Enerji ve iklim düşünce kuruluşu Ember’in bu yıl dördüncüsünü yayımladığı Türkiye Elektrik Görünümü raporunda, Türkiye’nin 2024 yılına ilişkin elektrik üretimi ve tüketimi verileri kapsamlı bir şekilde analiz edilmiştir. Raporda, rüzgar ve güneşten elde edilen elektrik üretiminin, yerli kömürü kalıcı olarak geride bıraktığına vurgu yapılmaktadır. Özellikle 2024 yılı itibarıyla, rüzgar ve güneşten üretilen elektriğin, yerli kömürün daha önce ulaştığı en yüksek üretim rakamını ilk kez aşacağı belirtilmektedir.
İçindekiler
Rüzgar ve Güneşin Elektrik Üretimindeki Artışı
Rüzgar ve güneşin toplam elektrik üretimindeki payı %18’e ulaştı. 2024 yılı itibarıyla güneşten elektrik üretimi, yıldan yıla gerçekleşen yüzde 39’luk rekor artış ile, bir önceki yıl %5,7 olan payını %7,5’e yükseltmiştir. Rüzgar enerjisinin payı ise %10,6 civarında seyrederek %10,7’de kalmıştır. Böylece rüzgar ve güneş, toplam elektrik üretiminde yüzde 18’lik bir paya ulaşmayı başarmıştır.

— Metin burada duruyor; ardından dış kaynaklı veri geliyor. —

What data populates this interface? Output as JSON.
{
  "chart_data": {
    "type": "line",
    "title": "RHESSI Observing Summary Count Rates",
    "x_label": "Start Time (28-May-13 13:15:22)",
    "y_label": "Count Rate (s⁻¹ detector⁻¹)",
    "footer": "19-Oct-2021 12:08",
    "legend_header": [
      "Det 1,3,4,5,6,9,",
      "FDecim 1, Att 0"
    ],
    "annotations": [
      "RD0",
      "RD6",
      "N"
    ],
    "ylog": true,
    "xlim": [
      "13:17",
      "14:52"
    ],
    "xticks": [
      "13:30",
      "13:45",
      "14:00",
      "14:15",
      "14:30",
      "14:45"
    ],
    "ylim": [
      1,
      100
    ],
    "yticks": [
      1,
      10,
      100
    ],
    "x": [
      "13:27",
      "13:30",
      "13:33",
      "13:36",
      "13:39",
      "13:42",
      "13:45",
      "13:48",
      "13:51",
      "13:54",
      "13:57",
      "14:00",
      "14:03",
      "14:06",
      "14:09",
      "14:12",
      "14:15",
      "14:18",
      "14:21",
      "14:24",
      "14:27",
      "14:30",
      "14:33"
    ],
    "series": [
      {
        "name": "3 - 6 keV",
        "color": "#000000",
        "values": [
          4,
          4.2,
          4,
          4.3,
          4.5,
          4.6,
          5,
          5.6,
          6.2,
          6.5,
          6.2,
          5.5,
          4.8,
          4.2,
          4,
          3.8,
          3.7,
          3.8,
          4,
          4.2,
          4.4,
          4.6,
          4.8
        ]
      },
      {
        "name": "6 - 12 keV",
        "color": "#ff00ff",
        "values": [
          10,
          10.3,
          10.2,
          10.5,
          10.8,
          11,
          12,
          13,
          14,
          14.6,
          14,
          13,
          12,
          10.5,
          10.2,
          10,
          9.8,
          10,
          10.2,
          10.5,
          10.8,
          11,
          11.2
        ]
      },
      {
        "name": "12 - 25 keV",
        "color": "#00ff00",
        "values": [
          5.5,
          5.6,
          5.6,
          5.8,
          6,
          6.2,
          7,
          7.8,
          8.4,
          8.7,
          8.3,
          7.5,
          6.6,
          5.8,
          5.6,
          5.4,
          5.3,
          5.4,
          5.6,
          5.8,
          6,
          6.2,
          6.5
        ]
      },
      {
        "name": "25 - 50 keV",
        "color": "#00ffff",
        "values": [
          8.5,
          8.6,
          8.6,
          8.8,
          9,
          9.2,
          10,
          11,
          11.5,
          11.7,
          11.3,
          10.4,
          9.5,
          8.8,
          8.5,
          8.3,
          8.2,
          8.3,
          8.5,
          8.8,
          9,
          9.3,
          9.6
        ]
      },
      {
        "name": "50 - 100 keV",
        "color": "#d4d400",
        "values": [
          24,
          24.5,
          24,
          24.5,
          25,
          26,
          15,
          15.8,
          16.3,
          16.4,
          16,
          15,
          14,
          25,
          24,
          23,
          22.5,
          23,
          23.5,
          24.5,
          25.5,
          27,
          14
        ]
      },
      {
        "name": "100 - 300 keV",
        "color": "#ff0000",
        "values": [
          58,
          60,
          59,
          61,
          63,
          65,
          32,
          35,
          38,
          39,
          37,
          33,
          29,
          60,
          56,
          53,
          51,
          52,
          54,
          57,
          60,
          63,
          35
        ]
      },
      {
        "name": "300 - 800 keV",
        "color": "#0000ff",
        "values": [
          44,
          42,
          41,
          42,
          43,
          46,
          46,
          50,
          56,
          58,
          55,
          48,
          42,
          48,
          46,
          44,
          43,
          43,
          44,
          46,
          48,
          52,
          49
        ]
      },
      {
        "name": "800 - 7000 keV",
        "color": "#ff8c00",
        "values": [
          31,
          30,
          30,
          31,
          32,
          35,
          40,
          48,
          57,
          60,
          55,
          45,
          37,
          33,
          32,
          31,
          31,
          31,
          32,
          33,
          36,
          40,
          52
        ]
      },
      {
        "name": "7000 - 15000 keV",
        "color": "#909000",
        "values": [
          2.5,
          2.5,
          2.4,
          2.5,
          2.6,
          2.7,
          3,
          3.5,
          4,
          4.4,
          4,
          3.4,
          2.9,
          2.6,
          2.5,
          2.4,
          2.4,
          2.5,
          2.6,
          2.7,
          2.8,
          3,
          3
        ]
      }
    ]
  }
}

Türkiye, benzer güneş potansiyeline sahip olan İtalya, İspanya, Portekiz ve Yunanistan gibi Güney Avrupa ülkelerinde güneşin elektrik üretimindeki payının %14 ile %22 arasında değiştiği göz önüne alındığında, Türkiye’nin bu potansiyelinin oldukça altında kaldığı ortaya çıkmaktadır.
Hibrit Güneş Kurulu Gücü
Hibrit güneş santralleri, Türkiye’de 1 GW’lık bir kapasiteyi geçti. Rapora göre, 2020 yılından itibaren elektrik santrallerinde yardımcı kaynak olarak güneş santralleri kurulmaya başlanmıştır. EPDK verilerine göre, 2024 yılı sonu itibarıyla yardımcı kaynak olarak kurulan güneş santrali kapasitesi 1 GW’a ulaşmıştır. Bu kapasitenin %60’ının rüzgar santrallerinde yer aldığı belirtilmektedir.
2024 yılı itibarıyla, rüzgar ve güneşten elde edilen elektrik miktarı 62 TWh’ye ulaşmış ve bu, yerli kömürün elektrik üretiminden (47 TWh) daha fazla olmuştur. Böylece rüzgar ve güneş, yerli kömürün 2019 yılında ulaştığı 53 TWh’lik en yüksek elektrik üretim rakamını da ilk kez geride bırakmıştır.
Kömürden Elektrik Üretimindeki Düşüş
Fosil yakıtların elektrik üretimindeki payı 31 yılın en düşük seviyesine geriledi. 2024 yılında Türkiye’de kömürden elektrik üretimi miktarındaki artışa (+4 TWh) rağmen, kömürün elektrik üretimindeki payı %36,9’dan %35,6’ya düşmüştür. Avrupa genelinde kömürden elektrik üretimindeki düşüş eğilimi devam etmekteyken, Türkiye, Almanya’yı geride bırakarak Avrupa’da kömürden elektrik üretiminde en yüksek sıralamaya ulaşmıştır.
Öte yandan, doğalgazdan elektrik üretimi 3 TWh azalarak (-%4) fosil kaynakların elektrik üretimindeki toplam payını %55’e indirmiştir. Bu, 1993 yılından bu yana görülen en düşük seviyedir. Tüm bu gelişmelere rağmen, talepteki artışın rüzgar ve güneş enerjisindeki artıştan daha yüksek olduğu gözlemlenmektedir. Son beş yılda elektrik talebi 42 TWh artarken, aynı dönemde rüzgar ve güneşten elde edilen elektrik üretimindeki artış 31 TWh ile sınırlı kalmıştır. Kalan talep ise ithal kömür ve doğalgaz ile karşılanmıştır.
2035 Hedefleri ve Fosil Yakıtların Geleceği
2035 hedefleri, fosil yakıtların kullanımını önemli ölçüde azaltabilir. Türkiye’nin COP29 sırasında açıkladığı yeni 2035 kurulu güç hedefleri, 2024 yılındaki rüzgar ve güneş kapasitesini dört katına çıkarmayı taahhüt etmektedir. Bu hedefin gerçekleştirilmesi durumunda, fosil yakıtlı santrallerin elektrik üretimindeki payı %20’nin altına düşebilir; rüzgar ve güneşin elektrik üretimindeki payı ise %49’a kadar yükselebilir.